UK 2002Directed by
Ken Loach93 minutes
Rated MReviewed byBernard Hemingway
The Navigators
Synopsis: In Thatcherist England, British Rail is being privatised and a group of South Yorkshire railway workers - Gerry (Venn Tracey), John (Dean Andrews), Mick (Thomas Craig), Paul (Joe Duttine), Jim (Steve Huison) and Len (Andy Swallow) are faced with voluntary redundancy or the tough new work environment.Ken Loach has been making "committed" films, that is film about working class concerns, since his directorial debut with
Poor Cow in 1967, so small wonder that he is so good at it, deftly balancing his political persuasions with the demands of commercial cinema.
Hence, cannily, this film has the requisite ingredients of mainstream cinema - sex, violence, music and laughter but delivered without artifice in the unvarnished context of real people struggling to keep on top of the quietly desperate madness engendered by a society governed by economic rationalist values. There are no stridently political or dramatic statements made here (although there is a mock corporate video that inveigles the rail workers with its "vision" for their future), Loach takes the converse approach, letting the events speak for themselves. Nowhere is this more effectively done than in the closing shot where the three mates walk away from their old yard to their new workaday order, complicit in their invisible shame.
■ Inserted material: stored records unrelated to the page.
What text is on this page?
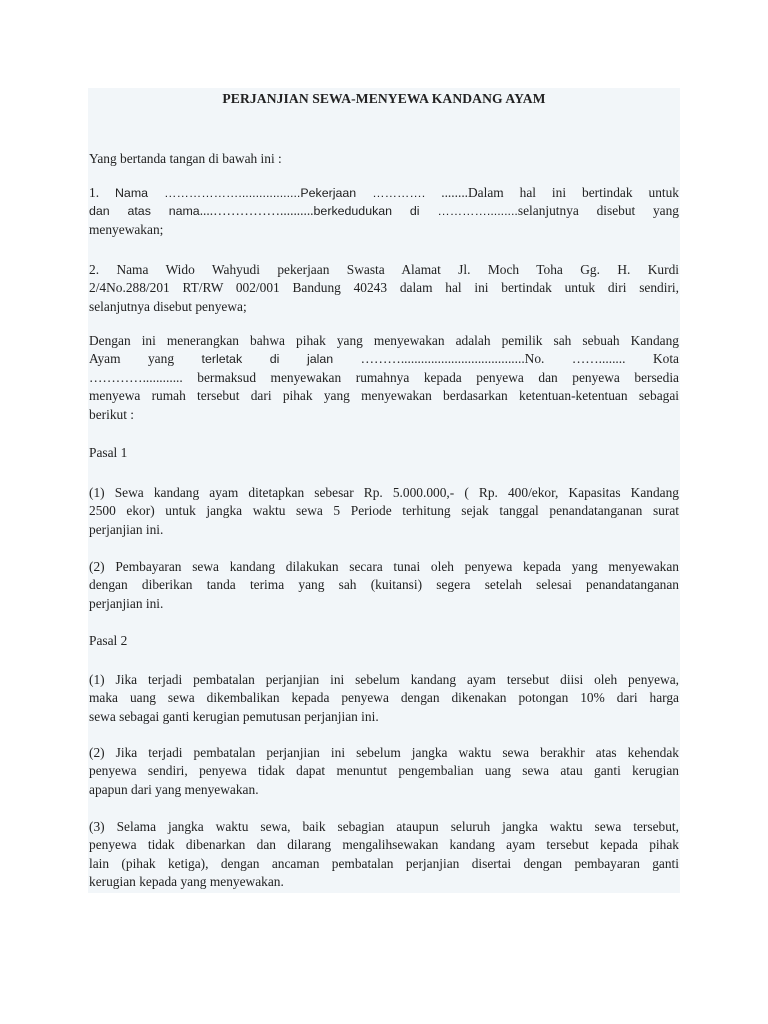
PERJANJIAN SEWA-MENYEWA KANDANG AYAM
Yang bertanda tangan di bawah ini :
1. Nama ………………..................Pekerjaan …………. ........Dalam hal ini bertindak untuk
dan atas nama....……………..........berkedudukan di ………….........selanjutnya disebut yang
menyewakan;
2. Nama Wido Wahyudi pekerjaan Swasta Alamat Jl. Moch Toha Gg. H. Kurdi
2/4No.288/201 RT/RW 002/001 Bandung 40243 dalam hal ini bertindak untuk diri sendiri,
selanjutnya disebut penyewa;
Dengan ini menerangkan bahwa pihak yang menyewakan adalah pemilik sah sebuah Kandang
Ayam yang terletak di jalan ……….....................................No. ……........ Kota
…………............ bermaksud menyewakan rumahnya kepada penyewa dan penyewa bersedia
menyewa rumah tersebut dari pihak yang menyewakan berdasarkan ketentuan-ketentuan sebagai
berikut :
Pasal 1
(1) Sewa kandang ayam ditetapkan sebesar Rp. 5.000.000,- ( Rp. 400/ekor, Kapasitas Kandang
2500 ekor) untuk jangka waktu sewa 5 Periode terhitung sejak tanggal penandatanganan surat
perjanjian ini.
(2) Pembayaran sewa kandang dilakukan secara tunai oleh penyewa kepada yang menyewakan
dengan diberikan tanda terima yang sah (kuitansi) segera setelah selesai penandatanganan
perjanjian ini.
Pasal 2
(1) Jika terjadi pembatalan perjanjian ini sebelum kandang ayam tersebut diisi oleh penyewa,
maka uang sewa dikembalikan kepada penyewa dengan dikenakan potongan 10% dari harga
sewa sebagai ganti kerugian pemutusan perjanjian ini.
(2) Jika terjadi pembatalan perjanjian ini sebelum jangka waktu sewa berakhir atas kehendak
penyewa sendiri, penyewa tidak dapat menuntut pengembalian uang sewa atau ganti kerugian
apapun dari yang menyewakan.
(3) Selama jangka waktu sewa, baik sebagian ataupun seluruh jangka waktu sewa tersebut,
penyewa tidak dibenarkan dan dilarang mengalihsewakan kandang ayam tersebut kepada pihak
lain (pihak ketiga), dengan ancaman pembatalan perjanjian disertai dengan pembayaran ganti
kerugian kepada yang menyewakan.
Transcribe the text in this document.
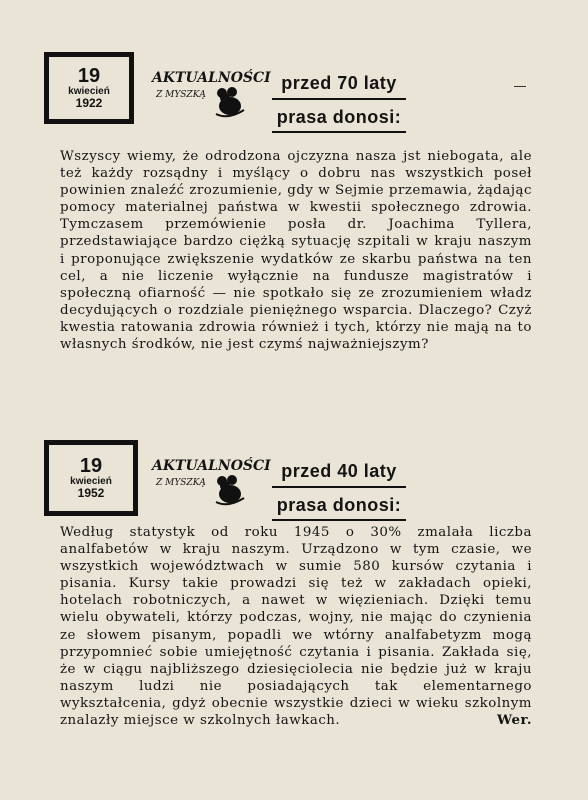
19
kwiecień
1922
AKTUALNOŚCI
Z MYSZKĄ
przed 70 laty
prasa donosi:
Wszyscy wiemy, że odrodzona ojczyzna nasza jst niebogata, ale też każdy rozsądny i myślący o dobru nas wszystkich poseł powinien znaleźć zrozumienie, gdy w Sejmie przemawia, żądając pomocy materialnej państwa w kwestii społecznego zdrowia. Tymczasem przemówienie posła dr. Joachima Tyllera, przedstawiające bardzo ciężką sytuację szpitali w kraju naszym i proponujące zwiększenie wydatków ze skarbu państwa na ten cel, a nie liczenie wyłącznie na fundusze magistratów i społeczną ofiarność — nie spotkało się ze zrozumieniem władz decydujących o rozdziale pieniężnego wsparcia. Dlaczego? Czyż kwestia ratowania zdrowia również i tych, którzy nie mają na to własnych środków, nie jest czymś najważniejszym?
19
kwiecień
1952
AKTUALNOŚCI
Z MYSZKĄ
przed 40 laty
prasa donosi:
Według statystyk od roku 1945 o 30% zmalała liczba analfabetów w kraju naszym. Urządzono w tym czasie, we wszystkich województwach w sumie 580 kursów czytania i pisania. Kursy takie prowadzi się też w zakładach opieki, hotelach robotniczych, a nawet w więzieniach. Dzięki temu wielu obywateli, którzy podczas, wojny, nie mając do czynienia ze słowem pisanym, popadli we wtórny analfabetyzm mogą przypomnieć sobie umiejętność czytania i pisania. Zakłada się, że w ciągu najbliższego dziesięciolecia nie będzie już w kraju naszym ludzi nie posiadających tak elementarnego wykształcenia, gdyż obecnie wszystkie dzieci w wieku szkolnym znalazły miejsce w szkolnych ławkach.	Wer.
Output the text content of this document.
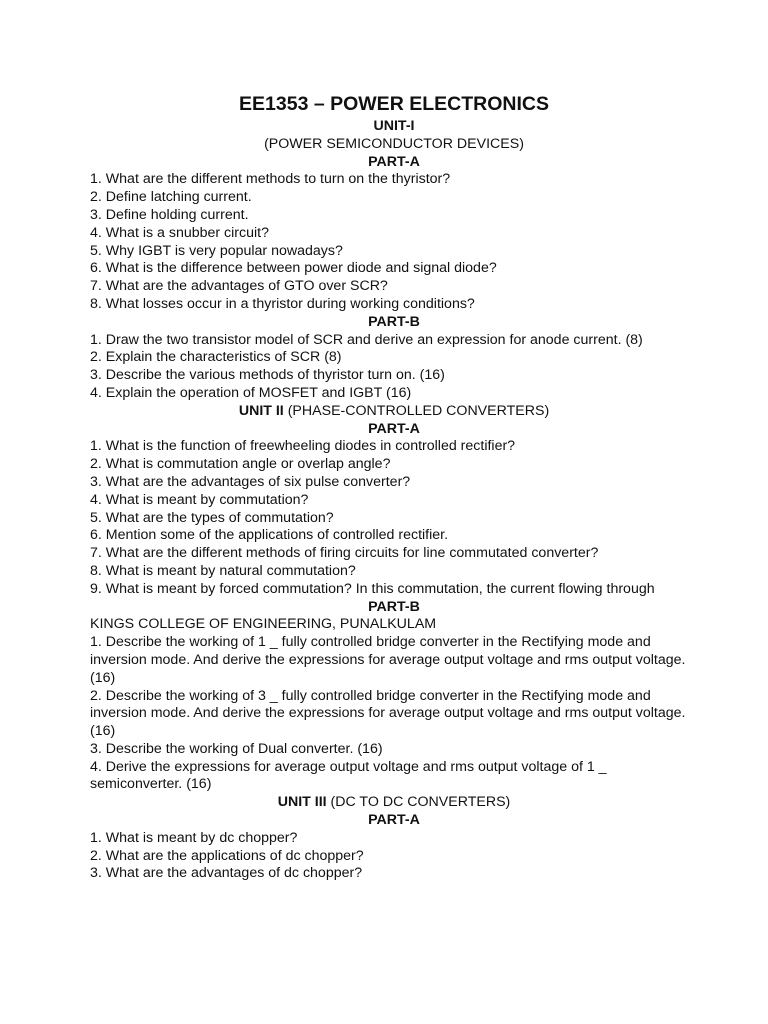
EE1353 – POWER ELECTRONICS
UNIT-I
(POWER SEMICONDUCTOR DEVICES)
PART-A
1. What are the different methods to turn on the thyristor?
2. Define latching current.
3. Define holding current.
4. What is a snubber circuit?
5. Why IGBT is very popular nowadays?
6. What is the difference between power diode and signal diode?
7. What are the advantages of GTO over SCR?
8. What losses occur in a thyristor during working conditions?
PART-B
1. Draw the two transistor model of SCR and derive an expression for anode current. (8)
2. Explain the characteristics of SCR (8)
3. Describe the various methods of thyristor turn on. (16)
4. Explain the operation of MOSFET and IGBT (16)
UNIT II (PHASE-CONTROLLED CONVERTERS)
PART-A
1. What is the function of freewheeling diodes in controlled rectifier?
2. What is commutation angle or overlap angle?
3. What are the advantages of six pulse converter?
4. What is meant by commutation?
5. What are the types of commutation?
6. Mention some of the applications of controlled rectifier.
7. What are the different methods of firing circuits for line commutated converter?
8. What is meant by natural commutation?
9. What is meant by forced commutation? In this commutation, the current flowing through
PART-B
KINGS COLLEGE OF ENGINEERING, PUNALKULAM
1. Describe the working of 1 _ fully controlled bridge converter in the Rectifying mode and inversion mode. And derive the expressions for average output voltage and rms output voltage. (16)
2. Describe the working of 3 _ fully controlled bridge converter in the Rectifying mode and inversion mode. And derive the expressions for average output voltage and rms output voltage. (16)
3. Describe the working of Dual converter. (16)
4. Derive the expressions for average output voltage and rms output voltage of 1 _ semiconverter. (16)
UNIT III (DC TO DC CONVERTERS)
PART-A
1. What is meant by dc chopper?
2. What are the applications of dc chopper?
3. What are the advantages of dc chopper?
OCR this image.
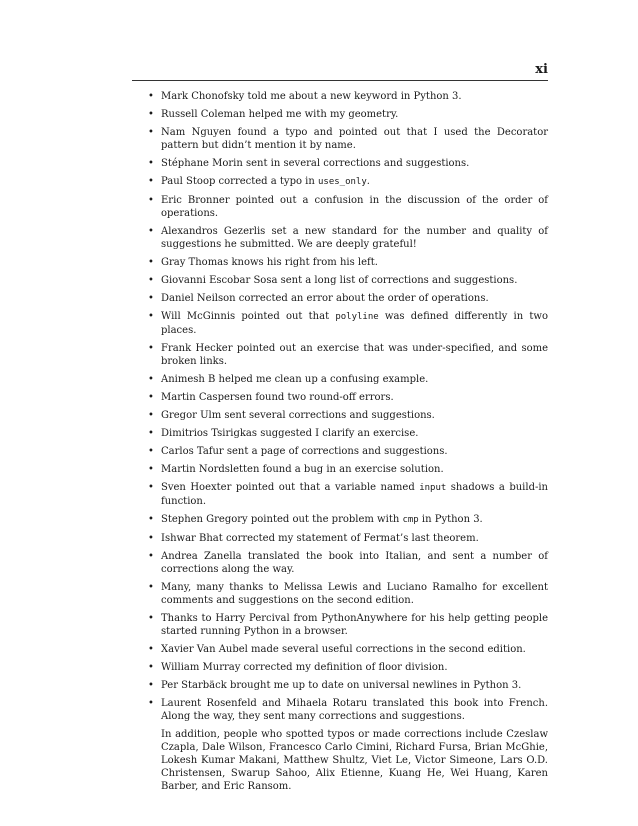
xi
• Mark Chonofsky told me about a new keyword in Python 3.
• Russell Coleman helped me with my geometry.
• Nam Nguyen found a typo and pointed out that I used the Decorator pattern but didn’t mention it by name.
• Stéphane Morin sent in several corrections and suggestions.
• Paul Stoop corrected a typo in uses_only.
• Eric Bronner pointed out a confusion in the discussion of the order of operations.
• Alexandros Gezerlis set a new standard for the number and quality of suggestions he submitted. We are deeply grateful!
• Gray Thomas knows his right from his left.
• Giovanni Escobar Sosa sent a long list of corrections and suggestions.
• Daniel Neilson corrected an error about the order of operations.
• Will McGinnis pointed out that polyline was defined differently in two places.
• Frank Hecker pointed out an exercise that was under-specified, and some broken links.
• Animesh B helped me clean up a confusing example.
• Martin Caspersen found two round-off errors.
• Gregor Ulm sent several corrections and suggestions.
• Dimitrios Tsirigkas suggested I clarify an exercise.
• Carlos Tafur sent a page of corrections and suggestions.
• Martin Nordsletten found a bug in an exercise solution.
• Sven Hoexter pointed out that a variable named input shadows a build-in function.
• Stephen Gregory pointed out the problem with cmp in Python 3.
• Ishwar Bhat corrected my statement of Fermat’s last theorem.
• Andrea Zanella translated the book into Italian, and sent a number of corrections along the way.
• Many, many thanks to Melissa Lewis and Luciano Ramalho for excellent comments and suggestions on the second edition.
• Thanks to Harry Percival from PythonAnywhere for his help getting people started running Python in a browser.
• Xavier Van Aubel made several useful corrections in the second edition.
• William Murray corrected my definition of floor division.
• Per Starbäck brought me up to date on universal newlines in Python 3.
• Laurent Rosenfeld and Mihaela Rotaru translated this book into French. Along the way, they sent many corrections and suggestions.

In addition, people who spotted typos or made corrections include Czeslaw Czapla, Dale Wilson, Francesco Carlo Cimini, Richard Fursa, Brian McGhie, Lokesh Kumar Makani, Matthew Shultz, Viet Le, Victor Simeone, Lars O.D. Christensen, Swarup Sahoo, Alix Etienne, Kuang He, Wei Huang, Karen Barber, and Eric Ransom.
Whilst the settings are either damp-to-wet exteriors or the drab interiors of council flats and the railway yard lunch rooms, not the most beguiling of visual subject matter, the film is superbly composed and shot, creating a montage of the environment which is the men's daily lives. Equally, scripting is spot-on (it was written by Rob Dawber, a former contract railway employee who died shortly before the film's release) and the performances are all excellent, encompassing, aside from the ensemble of main players, a range of characters from the thick-as-two planks cleaner to the two-faced " human resources": manager in the temp agency where the men go to look for work after they have taken their redundancy package.
Don't go running off to see this if you are looking for some escapist thrills. On the other hand you needn't expect to be dragged across the shards of broken lives. Like the best of social realist cinema,
The Navigators articulates its message within the context of a finely-wrought story, combining its loud call for decency and dignity with a genuine affection for its subjects.